Chocolate (in Bristol) and comedy (in Edinburgh) epitomise the eclectic feel of some of the best history exhibitions going on this month. Communities from Sierra Leone, Yemen and Yorkshire add globe and century-hopping inspiration...
Sonia Audhali – Little Yemen, Mac, Birmingham, from February 9
© Bristol Museums, Galleries and Archives
Despite revealing that Yemeni people have settled in the UK since the 1860s, Yemen-born Warwickshire photographer Sonia Audhali’s initial research only found a small archive recording their heritage in the west Midlands. Putting that right, this is a reflection on a community with a proud past and a vibrant future.
Sowei mask: Spirit of Sierra Leone, British Museum, London, from February 14
In the Sierra Leone region, senior members of the all-female Sande Society wear Sowei masks - carved with ideals of feminine beauty, health and serenity - during rite-of-passage ceremonies. The top hat-influenced headgear in focus here was collected more than 125 years ago.
Capitol of the North, Yorkshire Museum, York, from February 16
From the 5th century, merchants, traders, Archbishops and monarchs spent 1,000 years controlling the country from York. Designed to enlighten adults and kids via sensory bookmarks, this exhibition reveals how the city became such a hotseat, dotted with Medieval pearlers including the Cawood Sword, the Escrick Ring and the Middleham Jewel.
Designed to Shine, Millennium Gallery, Sheffield, from February 16
A century ago, Sheffield’s Harry Brearley struck gold by finding “rustless” steel. A Bishop’s Crosier given to a 1950s Reverend, ice skates, a Sheffield Wednesday bread knife, classic stainless steel tables and a triptych of sculptures by a Japanese textile artist illustrate how his discovery has endured.

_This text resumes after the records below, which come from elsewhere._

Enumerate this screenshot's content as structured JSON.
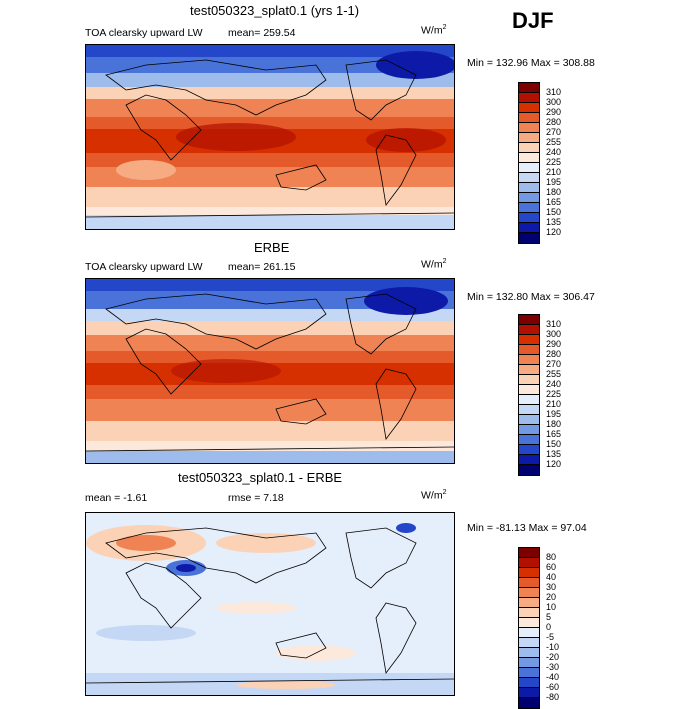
{
  "season": "DJF",
  "colors": {
    "abs_scale": [
      "#7d0000",
      "#b21000",
      "#d73000",
      "#e55a2b",
      "#ef8353",
      "#f6ab82",
      "#fbd2b6",
      "#fde9dc",
      "#e5eefb",
      "#c4d7f4",
      "#9dbcec",
      "#7399e2",
      "#4a73da",
      "#2447c9",
      "#0d1aa8",
      "#000070"
    ],
    "diff_scale": [
      "#7d0000",
      "#b21000",
      "#d73000",
      "#e55a2b",
      "#ef8353",
      "#f6ab82",
      "#fbd2b6",
      "#fde9dc",
      "#e5eefb",
      "#c4d7f4",
      "#9dbcec",
      "#7399e2",
      "#4a73da",
      "#2447c9",
      "#0d1aa8",
      "#000070"
    ]
  },
  "panels": [
    {
      "title": "test050323_splat0.1 (yrs 1-1)",
      "field_label": "TOA clearsky upward LW",
      "stat_text": "mean= 259.54",
      "units": "W/m",
      "units_sup": "2",
      "minmax": "Min = 132.96 Max = 308.88",
      "scale_labels": [
        "310",
        "300",
        "290",
        "280",
        "270",
        "255",
        "240",
        "225",
        "210",
        "195",
        "180",
        "165",
        "150",
        "135",
        "120"
      ]
    },
    {
      "title": "ERBE",
      "field_label": "TOA clearsky upward LW",
      "stat_text": "mean= 261.15",
      "units": "W/m",
      "units_sup": "2",
      "minmax": "Min = 132.80 Max = 306.47",
      "scale_labels": [
        "310",
        "300",
        "290",
        "280",
        "270",
        "255",
        "240",
        "225",
        "210",
        "195",
        "180",
        "165",
        "150",
        "135",
        "120"
      ]
    },
    {
      "title": "test050323_splat0.1 - ERBE",
      "field_label": "mean =  -1.61",
      "stat_text": "rmse =   7.18",
      "units": "W/m",
      "units_sup": "2",
      "minmax": "Min = -81.13 Max =  97.04",
      "scale_labels": [
        "80",
        "60",
        "40",
        "30",
        "20",
        "10",
        "5",
        "0",
        "-5",
        "-10",
        "-20",
        "-30",
        "-40",
        "-60",
        "-80"
      ]
    }
  ]
}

Tales of Antiquarian Adventure, Great North Museum: Hancock, Newcastle-upon-Tyne, from February 16
Two hundred years after forming, the country’s oldest antiquarian society can claim protective pride for sites such as Hadrian’s Wall, Tynemouth Priory and Newcastle Castle. All of which makes for a choice selection of unusual exhibits: a finger-ring which could be the earliest Christian artefact from Roman Britain and a fiddle tune book from 1694 are among them.
Tickling Jock: Comedy Greats from Sir Harry Lauder to Billy Connolly, Scottish National Portrait Gallery, Edinburgh, from February 23
Ronnie Corbett blending wistfully into a sofa and a Herculean depiction of the mighty Connolly are a couple of the artistic tributes to Scotland’s greatest stars of stage, screen and radio. The booths full of clips should be a giggle, although the offer of recording your own clips might prove painful for those planning to attend with the tiresome wannabe comedian in their clan.
Chocolate, M Shed, Bristol
We were sold the moment this show offered free chocolate to all visitors, although a 250-year dabble through choc history is a sweet enough prospect in itself. Exhibits date back to 1729, with tins from the wars, Turkish Delight recipes, working machinery, the smells of confectionary and the final Fry’s Chocolate bar and Elizabeth Shaw Mint Crisps ever produced. Delectable.